Monday, July 12, 2010

Duets, sparkling

Went to the launch of Duets, a chapbook project that pits (?) a NZ poet against a US one.
Edited by my friend Alice Miller and featuring Sam Sampson, Joan Fleming and James Brown from the NZ side.

All good and all very different obviously. A nice selection I think. A couple of poems James read were particularly great, he started off by deprecatingly proclaiming himself "New Zealand's foremost writer of light verse." His poems were simple and funny, but mainly so tight, like little balls of poetry rolling down a hill, but not a scary hill, a nice gentle undulating one. There was poem that stood out from the rest, he decided to use the same phrase (the green plastic toy) in every sentence. It was amazing, read aloud anyway. Such a crazy constraint and what impressive skill to pull it off in the way he did. I won't give it away. You'll have to read it or better yet buy the chapbook. Anyway, there was some really interesting and varied stuff, Joan and Sam were great and a typically incisive intro by Bill Manhire too.

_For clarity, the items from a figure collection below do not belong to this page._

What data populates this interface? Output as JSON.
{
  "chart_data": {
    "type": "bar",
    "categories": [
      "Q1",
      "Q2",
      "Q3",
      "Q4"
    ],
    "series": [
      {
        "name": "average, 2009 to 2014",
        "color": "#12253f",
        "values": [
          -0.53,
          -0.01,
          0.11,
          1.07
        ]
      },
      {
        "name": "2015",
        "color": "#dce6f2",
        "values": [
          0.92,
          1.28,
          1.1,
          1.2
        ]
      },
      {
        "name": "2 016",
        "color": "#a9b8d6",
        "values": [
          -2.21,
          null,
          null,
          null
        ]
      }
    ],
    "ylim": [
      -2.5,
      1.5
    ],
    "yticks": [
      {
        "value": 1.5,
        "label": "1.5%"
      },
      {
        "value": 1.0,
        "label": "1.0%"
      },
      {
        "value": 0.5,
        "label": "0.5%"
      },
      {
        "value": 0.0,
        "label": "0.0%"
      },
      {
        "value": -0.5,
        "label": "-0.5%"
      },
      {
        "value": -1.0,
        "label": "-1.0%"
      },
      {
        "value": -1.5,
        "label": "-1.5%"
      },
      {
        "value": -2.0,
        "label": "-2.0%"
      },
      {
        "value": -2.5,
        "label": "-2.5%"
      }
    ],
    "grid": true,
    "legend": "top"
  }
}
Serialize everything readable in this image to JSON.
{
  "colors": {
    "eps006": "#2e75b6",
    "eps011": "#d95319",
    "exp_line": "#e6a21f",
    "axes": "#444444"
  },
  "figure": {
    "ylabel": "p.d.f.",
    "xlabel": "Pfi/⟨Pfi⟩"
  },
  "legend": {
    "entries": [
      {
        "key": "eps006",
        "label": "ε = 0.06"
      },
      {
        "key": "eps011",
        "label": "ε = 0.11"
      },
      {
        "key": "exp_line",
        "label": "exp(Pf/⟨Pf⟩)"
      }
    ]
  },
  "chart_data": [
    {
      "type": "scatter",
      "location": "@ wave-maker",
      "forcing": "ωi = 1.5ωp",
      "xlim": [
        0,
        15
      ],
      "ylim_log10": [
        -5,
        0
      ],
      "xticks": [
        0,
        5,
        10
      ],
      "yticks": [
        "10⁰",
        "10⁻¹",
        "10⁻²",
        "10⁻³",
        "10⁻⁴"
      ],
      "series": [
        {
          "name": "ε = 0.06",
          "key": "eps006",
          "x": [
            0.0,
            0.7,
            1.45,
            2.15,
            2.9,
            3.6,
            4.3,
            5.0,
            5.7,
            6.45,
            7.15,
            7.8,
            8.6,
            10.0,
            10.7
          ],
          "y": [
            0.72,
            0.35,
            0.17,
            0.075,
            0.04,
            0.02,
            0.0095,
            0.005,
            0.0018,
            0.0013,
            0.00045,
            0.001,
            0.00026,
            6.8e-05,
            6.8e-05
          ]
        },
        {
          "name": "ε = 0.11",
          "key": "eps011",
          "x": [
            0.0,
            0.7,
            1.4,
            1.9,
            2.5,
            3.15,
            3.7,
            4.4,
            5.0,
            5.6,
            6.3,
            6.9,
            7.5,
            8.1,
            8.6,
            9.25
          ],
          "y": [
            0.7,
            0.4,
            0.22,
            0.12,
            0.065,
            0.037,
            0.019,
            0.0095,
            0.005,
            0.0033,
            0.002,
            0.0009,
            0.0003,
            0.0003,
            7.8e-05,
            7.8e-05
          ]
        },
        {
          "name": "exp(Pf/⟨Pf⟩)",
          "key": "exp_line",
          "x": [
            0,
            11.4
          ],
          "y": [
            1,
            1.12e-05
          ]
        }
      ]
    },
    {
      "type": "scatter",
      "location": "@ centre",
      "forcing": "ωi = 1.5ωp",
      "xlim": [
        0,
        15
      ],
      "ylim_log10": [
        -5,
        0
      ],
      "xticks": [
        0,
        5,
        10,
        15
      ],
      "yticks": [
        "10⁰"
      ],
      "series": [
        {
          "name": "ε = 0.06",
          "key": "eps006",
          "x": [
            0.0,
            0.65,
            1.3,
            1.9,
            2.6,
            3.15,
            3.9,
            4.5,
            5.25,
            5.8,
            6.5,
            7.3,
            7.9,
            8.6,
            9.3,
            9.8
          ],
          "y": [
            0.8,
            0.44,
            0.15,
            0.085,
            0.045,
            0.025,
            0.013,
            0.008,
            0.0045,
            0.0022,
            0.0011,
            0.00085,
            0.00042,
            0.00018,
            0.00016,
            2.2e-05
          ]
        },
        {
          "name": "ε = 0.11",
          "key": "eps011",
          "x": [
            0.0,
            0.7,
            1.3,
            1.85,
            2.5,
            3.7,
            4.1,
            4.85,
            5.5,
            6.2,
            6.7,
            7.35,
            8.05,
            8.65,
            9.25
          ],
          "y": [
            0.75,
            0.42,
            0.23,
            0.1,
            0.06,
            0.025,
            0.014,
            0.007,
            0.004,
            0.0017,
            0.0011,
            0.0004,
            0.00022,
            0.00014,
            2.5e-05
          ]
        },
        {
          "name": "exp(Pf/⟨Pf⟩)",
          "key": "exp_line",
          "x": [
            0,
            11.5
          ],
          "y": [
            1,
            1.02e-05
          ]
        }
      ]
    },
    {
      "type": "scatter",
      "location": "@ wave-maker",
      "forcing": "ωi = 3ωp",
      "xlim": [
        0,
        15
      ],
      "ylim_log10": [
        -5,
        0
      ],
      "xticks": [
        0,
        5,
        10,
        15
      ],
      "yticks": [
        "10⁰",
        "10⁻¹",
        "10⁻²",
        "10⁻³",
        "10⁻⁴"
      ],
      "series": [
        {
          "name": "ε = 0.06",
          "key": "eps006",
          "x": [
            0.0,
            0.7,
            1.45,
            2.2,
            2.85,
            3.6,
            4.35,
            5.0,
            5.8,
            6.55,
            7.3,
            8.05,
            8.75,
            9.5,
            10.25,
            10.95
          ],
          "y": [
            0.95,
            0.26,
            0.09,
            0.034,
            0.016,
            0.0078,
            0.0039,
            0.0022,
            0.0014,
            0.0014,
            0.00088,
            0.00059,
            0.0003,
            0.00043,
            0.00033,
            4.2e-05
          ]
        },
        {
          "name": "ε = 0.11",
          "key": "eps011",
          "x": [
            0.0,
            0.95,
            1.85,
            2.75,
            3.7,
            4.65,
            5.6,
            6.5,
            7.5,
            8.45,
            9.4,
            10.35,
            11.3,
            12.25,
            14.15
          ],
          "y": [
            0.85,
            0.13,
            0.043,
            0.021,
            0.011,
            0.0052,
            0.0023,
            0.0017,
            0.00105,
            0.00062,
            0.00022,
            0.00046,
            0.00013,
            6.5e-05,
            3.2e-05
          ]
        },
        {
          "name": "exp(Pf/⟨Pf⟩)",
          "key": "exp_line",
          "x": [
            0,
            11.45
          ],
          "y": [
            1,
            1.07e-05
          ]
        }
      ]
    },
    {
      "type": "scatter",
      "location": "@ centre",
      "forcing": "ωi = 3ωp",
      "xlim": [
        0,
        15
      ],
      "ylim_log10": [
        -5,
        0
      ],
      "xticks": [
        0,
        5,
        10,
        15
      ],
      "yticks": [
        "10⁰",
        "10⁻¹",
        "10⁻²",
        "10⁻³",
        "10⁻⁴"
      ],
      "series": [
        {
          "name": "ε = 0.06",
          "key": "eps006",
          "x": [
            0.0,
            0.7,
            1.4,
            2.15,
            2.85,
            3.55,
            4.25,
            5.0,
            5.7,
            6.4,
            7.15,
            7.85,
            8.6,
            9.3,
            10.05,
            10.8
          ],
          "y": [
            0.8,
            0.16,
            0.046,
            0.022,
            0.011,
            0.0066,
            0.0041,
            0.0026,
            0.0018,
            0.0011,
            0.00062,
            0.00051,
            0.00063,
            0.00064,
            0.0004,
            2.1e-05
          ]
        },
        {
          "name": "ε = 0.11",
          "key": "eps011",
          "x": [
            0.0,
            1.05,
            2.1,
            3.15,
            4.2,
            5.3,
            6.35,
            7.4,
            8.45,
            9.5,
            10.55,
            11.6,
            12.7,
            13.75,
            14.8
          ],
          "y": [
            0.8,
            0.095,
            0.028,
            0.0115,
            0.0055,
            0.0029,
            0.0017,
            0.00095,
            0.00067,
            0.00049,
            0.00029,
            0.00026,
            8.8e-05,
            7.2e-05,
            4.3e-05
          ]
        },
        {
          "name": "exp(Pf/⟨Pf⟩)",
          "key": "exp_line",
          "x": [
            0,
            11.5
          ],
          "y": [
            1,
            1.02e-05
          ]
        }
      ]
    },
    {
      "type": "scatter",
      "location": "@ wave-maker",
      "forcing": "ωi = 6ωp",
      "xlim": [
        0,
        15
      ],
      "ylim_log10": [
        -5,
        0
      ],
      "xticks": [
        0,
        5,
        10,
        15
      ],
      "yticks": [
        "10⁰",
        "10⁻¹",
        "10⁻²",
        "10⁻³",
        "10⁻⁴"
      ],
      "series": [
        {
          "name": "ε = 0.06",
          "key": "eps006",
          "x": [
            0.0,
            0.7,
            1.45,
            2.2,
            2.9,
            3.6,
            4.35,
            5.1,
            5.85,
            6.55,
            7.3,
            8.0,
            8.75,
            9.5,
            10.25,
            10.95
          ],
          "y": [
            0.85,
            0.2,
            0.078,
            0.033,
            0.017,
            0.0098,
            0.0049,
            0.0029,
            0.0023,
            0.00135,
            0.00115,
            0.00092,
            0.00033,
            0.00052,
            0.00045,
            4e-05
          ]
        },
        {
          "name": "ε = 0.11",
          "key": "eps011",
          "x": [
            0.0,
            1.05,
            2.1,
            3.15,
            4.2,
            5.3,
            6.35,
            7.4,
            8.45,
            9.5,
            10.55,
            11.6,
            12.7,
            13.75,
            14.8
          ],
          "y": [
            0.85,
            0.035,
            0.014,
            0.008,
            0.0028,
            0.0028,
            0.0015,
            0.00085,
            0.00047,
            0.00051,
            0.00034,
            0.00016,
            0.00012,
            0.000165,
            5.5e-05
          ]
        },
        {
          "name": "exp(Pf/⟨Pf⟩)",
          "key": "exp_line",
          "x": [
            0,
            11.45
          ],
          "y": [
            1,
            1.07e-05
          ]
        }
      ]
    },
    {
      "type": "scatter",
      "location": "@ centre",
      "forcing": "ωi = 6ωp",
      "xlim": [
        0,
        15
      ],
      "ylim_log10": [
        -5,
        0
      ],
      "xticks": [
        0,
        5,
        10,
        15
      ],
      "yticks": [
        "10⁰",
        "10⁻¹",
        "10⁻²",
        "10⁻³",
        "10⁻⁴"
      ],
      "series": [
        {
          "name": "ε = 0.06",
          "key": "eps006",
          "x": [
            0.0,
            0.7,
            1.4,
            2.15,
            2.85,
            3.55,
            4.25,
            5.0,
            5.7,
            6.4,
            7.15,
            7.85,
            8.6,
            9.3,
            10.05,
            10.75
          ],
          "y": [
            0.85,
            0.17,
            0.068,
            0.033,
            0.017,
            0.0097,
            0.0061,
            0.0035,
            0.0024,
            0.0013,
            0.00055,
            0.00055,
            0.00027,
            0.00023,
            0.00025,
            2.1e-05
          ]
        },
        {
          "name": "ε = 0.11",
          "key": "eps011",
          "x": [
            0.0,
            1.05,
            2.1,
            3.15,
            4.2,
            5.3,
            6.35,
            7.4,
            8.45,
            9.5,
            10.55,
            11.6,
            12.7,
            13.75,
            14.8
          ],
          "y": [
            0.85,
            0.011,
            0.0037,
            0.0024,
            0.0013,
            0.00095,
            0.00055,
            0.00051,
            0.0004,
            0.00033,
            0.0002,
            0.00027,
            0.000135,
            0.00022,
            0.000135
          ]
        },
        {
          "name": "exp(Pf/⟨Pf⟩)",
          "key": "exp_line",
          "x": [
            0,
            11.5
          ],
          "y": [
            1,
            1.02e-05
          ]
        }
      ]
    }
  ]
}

Obviously the old chapbook budget didn't stretch to flying the American writers over, so when I get my hands on some copies I'll report back on them. I can't even remember exactly who they were, except Dora Malech was one of them (definitely got to get one of those) and an Andew someone? Anyway, stay tuned for those.

What a great way to start the week!

1 comment:

  1. It was a great launch. I like your description of James Brown's work as "little balls of poetry." I've been thinking about constraints recently as I don't really use them but they do produce some really interesting work.